Tuesday, October 06, 2009



FBI says: Shut your mouth

We read:
"A federal appeals court may have slapped the Federal Bureau of Investigation last year for its misuse of gag orders to prevent discussion of government investigations conducted under the authority of National Security Letters, but that hasn't slowed the feds very much. According to the American Civil Liberties Union, despite a court's finding that such gag orders are constitutionally suspect and should be subject to judicial review, the FBI continues to muzzle recipients of the controversial letters, preventing them from participating in public debate over the Patriot Act and the security state.

National Security Letters are powerful tools that allow federal agents to obtain information about investigation targets from third parties, such as telephone companies, financial institutions, Internet service providers, and consumer credit agencies on their own say-so, without judicial review. Some 47,000 such letters were issued in 2005 alone, according to the Department of Justice's Office of the Inspector General (PDF). The letters don't receive much public discussion, probably because many of the recipients are also issued gag orders, forbidding them to discuss the experience.

Those gag orders were found to be constitutionally suspect exercises of "prior restraint" in a decision issued last year by the Second District U.S. Court of Appeals.

But, says the ACLU, the FBI is "continuing to unconstitutionally enforce its five-year-old gag order on a John Doe NSL recipient and his ACLU attorneys."
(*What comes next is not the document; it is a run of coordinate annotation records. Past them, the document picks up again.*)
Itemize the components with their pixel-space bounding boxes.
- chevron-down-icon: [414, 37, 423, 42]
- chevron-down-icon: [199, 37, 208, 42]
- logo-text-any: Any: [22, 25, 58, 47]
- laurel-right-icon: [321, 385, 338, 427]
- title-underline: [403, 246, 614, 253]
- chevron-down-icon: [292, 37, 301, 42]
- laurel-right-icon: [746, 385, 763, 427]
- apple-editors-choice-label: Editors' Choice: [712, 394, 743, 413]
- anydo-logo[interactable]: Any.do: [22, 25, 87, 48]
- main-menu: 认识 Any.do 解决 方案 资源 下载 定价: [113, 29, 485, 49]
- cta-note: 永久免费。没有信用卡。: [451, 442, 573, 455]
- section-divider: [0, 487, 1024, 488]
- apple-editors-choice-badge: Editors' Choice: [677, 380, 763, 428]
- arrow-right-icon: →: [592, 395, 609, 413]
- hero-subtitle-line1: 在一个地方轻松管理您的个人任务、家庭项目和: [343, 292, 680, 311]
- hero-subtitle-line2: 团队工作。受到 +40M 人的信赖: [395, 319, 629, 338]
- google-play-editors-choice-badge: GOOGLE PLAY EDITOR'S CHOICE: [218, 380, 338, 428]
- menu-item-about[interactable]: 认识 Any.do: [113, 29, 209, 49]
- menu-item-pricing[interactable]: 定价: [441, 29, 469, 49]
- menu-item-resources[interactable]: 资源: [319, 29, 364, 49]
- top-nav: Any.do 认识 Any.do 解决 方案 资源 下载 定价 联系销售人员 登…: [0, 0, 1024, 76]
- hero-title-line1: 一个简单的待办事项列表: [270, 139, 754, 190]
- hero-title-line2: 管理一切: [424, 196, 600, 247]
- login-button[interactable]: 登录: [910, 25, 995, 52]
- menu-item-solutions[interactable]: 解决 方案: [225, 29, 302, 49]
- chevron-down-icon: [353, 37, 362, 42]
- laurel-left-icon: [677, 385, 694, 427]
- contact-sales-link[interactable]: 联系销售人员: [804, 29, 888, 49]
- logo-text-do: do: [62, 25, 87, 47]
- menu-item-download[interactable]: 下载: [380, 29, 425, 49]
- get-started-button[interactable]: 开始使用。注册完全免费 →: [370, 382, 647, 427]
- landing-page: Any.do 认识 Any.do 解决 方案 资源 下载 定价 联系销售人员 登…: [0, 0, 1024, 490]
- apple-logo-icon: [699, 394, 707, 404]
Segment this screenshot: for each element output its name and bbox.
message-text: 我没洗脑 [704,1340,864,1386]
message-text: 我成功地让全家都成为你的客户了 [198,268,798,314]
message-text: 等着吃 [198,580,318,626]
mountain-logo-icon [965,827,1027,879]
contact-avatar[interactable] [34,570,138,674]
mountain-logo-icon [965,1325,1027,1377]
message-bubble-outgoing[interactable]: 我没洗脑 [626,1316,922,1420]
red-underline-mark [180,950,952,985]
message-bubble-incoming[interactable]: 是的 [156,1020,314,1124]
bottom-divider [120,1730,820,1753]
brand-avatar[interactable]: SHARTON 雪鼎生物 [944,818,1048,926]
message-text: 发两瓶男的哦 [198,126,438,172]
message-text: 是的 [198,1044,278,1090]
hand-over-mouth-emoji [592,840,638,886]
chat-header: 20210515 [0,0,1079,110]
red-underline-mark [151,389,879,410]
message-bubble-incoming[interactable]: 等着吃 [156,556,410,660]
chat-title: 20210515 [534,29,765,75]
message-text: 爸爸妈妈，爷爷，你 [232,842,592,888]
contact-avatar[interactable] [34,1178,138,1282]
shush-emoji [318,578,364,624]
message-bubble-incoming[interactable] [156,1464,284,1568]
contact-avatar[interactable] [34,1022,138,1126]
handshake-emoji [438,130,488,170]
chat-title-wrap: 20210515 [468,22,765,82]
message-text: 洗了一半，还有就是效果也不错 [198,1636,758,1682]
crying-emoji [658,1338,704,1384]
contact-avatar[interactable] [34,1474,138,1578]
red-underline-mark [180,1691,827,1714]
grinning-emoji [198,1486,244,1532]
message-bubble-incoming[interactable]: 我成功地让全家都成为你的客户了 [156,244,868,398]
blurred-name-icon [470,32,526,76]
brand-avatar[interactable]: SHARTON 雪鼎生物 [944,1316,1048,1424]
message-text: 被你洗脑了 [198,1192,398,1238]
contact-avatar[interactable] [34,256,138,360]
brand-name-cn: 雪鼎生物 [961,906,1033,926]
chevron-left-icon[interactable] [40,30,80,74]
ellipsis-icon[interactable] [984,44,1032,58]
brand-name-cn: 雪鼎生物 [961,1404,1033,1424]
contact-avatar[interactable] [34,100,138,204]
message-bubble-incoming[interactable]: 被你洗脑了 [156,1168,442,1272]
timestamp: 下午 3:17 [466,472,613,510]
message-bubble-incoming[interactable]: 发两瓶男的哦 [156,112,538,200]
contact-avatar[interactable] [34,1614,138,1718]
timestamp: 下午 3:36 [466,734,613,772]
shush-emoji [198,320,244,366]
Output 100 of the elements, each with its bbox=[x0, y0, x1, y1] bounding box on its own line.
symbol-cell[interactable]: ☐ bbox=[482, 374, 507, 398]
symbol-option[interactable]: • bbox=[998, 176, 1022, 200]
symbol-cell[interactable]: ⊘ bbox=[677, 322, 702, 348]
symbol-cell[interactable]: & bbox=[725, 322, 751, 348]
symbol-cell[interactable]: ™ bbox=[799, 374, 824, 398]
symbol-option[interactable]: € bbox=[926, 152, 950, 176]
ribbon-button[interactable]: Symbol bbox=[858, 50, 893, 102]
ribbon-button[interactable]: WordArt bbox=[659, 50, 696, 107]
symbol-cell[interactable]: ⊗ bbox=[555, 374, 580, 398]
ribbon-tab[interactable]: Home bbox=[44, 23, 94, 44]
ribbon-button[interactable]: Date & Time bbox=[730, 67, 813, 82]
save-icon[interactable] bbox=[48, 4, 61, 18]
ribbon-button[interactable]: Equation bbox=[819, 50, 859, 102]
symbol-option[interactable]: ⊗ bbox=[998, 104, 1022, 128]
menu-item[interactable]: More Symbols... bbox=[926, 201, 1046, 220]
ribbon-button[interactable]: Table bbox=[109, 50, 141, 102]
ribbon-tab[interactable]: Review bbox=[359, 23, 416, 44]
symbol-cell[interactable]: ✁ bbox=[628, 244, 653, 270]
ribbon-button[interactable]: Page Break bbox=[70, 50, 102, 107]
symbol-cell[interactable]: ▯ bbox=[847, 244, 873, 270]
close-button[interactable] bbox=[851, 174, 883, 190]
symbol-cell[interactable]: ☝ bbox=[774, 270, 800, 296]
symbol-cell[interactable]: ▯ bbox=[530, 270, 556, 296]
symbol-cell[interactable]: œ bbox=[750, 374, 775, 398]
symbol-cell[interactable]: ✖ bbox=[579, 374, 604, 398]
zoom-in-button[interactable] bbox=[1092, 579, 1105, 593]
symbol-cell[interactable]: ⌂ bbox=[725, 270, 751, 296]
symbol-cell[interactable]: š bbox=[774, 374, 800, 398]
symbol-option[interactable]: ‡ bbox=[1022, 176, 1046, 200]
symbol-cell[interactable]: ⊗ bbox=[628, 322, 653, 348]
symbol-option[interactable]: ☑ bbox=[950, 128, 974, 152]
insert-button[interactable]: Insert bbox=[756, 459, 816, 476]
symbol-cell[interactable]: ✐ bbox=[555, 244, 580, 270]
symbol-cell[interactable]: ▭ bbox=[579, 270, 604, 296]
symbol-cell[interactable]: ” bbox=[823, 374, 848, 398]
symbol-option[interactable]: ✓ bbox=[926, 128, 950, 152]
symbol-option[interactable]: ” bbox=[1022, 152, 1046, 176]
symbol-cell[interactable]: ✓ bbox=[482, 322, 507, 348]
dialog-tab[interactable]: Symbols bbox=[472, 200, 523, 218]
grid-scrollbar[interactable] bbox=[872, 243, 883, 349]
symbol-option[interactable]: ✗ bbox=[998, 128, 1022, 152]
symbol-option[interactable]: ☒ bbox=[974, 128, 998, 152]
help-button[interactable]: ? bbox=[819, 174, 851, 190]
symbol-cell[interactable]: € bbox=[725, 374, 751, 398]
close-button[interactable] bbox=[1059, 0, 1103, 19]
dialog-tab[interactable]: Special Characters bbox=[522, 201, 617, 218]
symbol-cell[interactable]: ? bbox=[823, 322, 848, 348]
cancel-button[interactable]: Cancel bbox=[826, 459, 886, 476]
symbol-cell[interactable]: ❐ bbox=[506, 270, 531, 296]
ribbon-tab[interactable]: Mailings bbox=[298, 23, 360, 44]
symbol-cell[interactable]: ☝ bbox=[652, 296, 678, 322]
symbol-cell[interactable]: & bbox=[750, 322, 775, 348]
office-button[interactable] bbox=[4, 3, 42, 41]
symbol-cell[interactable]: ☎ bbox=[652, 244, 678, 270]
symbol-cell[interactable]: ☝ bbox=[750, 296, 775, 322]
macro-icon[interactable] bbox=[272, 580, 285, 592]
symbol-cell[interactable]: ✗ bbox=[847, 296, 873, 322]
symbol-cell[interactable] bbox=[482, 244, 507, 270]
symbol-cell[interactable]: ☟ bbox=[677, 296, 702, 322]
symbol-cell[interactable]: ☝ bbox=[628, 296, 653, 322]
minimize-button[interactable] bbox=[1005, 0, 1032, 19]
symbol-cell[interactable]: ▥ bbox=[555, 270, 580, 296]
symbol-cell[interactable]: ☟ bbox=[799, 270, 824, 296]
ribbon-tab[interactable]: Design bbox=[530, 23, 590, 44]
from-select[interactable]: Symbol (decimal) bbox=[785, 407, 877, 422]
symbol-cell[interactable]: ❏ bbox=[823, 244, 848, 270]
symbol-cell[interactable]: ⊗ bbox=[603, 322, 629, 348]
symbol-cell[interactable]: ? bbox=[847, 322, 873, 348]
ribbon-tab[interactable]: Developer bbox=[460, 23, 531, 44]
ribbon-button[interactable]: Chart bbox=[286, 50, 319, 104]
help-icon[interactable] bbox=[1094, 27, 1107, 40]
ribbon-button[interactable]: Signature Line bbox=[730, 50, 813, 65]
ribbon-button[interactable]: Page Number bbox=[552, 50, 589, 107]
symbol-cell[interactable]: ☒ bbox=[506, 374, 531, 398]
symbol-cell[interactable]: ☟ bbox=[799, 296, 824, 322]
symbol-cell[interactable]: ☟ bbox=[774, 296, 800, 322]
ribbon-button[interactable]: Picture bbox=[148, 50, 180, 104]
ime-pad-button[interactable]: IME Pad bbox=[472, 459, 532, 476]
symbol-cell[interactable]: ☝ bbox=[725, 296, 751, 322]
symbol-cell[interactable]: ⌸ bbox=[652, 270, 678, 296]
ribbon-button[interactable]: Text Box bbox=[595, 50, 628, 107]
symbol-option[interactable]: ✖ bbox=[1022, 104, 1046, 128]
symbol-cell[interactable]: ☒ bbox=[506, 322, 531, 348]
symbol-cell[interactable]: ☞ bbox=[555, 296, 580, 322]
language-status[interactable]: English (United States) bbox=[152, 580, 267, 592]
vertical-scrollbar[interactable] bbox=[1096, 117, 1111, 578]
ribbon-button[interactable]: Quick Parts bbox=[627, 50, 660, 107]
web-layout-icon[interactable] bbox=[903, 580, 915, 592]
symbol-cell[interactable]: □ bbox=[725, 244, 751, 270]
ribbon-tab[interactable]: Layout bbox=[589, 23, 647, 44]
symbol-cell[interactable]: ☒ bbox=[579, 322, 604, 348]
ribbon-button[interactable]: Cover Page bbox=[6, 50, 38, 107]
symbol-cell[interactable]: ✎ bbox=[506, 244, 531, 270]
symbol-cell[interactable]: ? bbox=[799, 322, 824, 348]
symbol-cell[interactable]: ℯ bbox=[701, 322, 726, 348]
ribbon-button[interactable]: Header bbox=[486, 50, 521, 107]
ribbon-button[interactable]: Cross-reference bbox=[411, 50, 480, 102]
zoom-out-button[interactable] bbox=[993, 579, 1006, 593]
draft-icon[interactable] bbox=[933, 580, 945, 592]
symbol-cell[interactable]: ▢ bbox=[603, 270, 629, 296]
Worse, the ACLU maintains that the gag order on its John Doe client is being used to suppress the revelation that an NSL was used in a search for records it was not legally entitled to obtain.

Source

Secrecy is often used to cover up government abuses of power and, given the many low-lifes Obama has appointed, that is a real concern. And it seems here that the FBI is behaving illegally by breaching a court order. This is an attack on the law by those who are supposed to be enforcing it. When governments start ignoring court orders, the rule of law is dead.

2 comments:

Anonymous said...

I'm far more concerned with liberal judges who write their own laws than i am with federal agencies that "allegedly" break existing laws. If those gag orders were found to be "constitutionally suspect", that's not the same as being "unconstitutional" as the aclu would have us believe. To the aclu, anthing they dislike or disagree with (they) deem "unconstitutional".

Personally, i say strip the FBI and all other intelligence agencies of all their powers. Then, when the bombs start going off around the country, simply call the aclu. I've always said it would take not one, but many 9/11's to make the American people come to their senses. As a NY'er who lives about 6 miles from where those towers used to stand, i only hope the next time it's in your city.

Robert said...

With the Obama administration inheriting the police state powers granted under the PATRIOT act, that is a perfect illustration why creating police state powers in the first place is a bad idea - you never know who might take them over. If the Congress decided that Bush could be trusted with the powers, they should have had them all sunset with his term on January 20, 2009, and make the new Congress explicitly re-authorize the powers, or whatever powers they believed Obama would be able to exercise responsibly, if any. And the passage of police state powers has not done anything to destroy the predatory enemy. Only resolve to declare war on, and destroy Islam will eradicate the enemy and restore a genuine peace.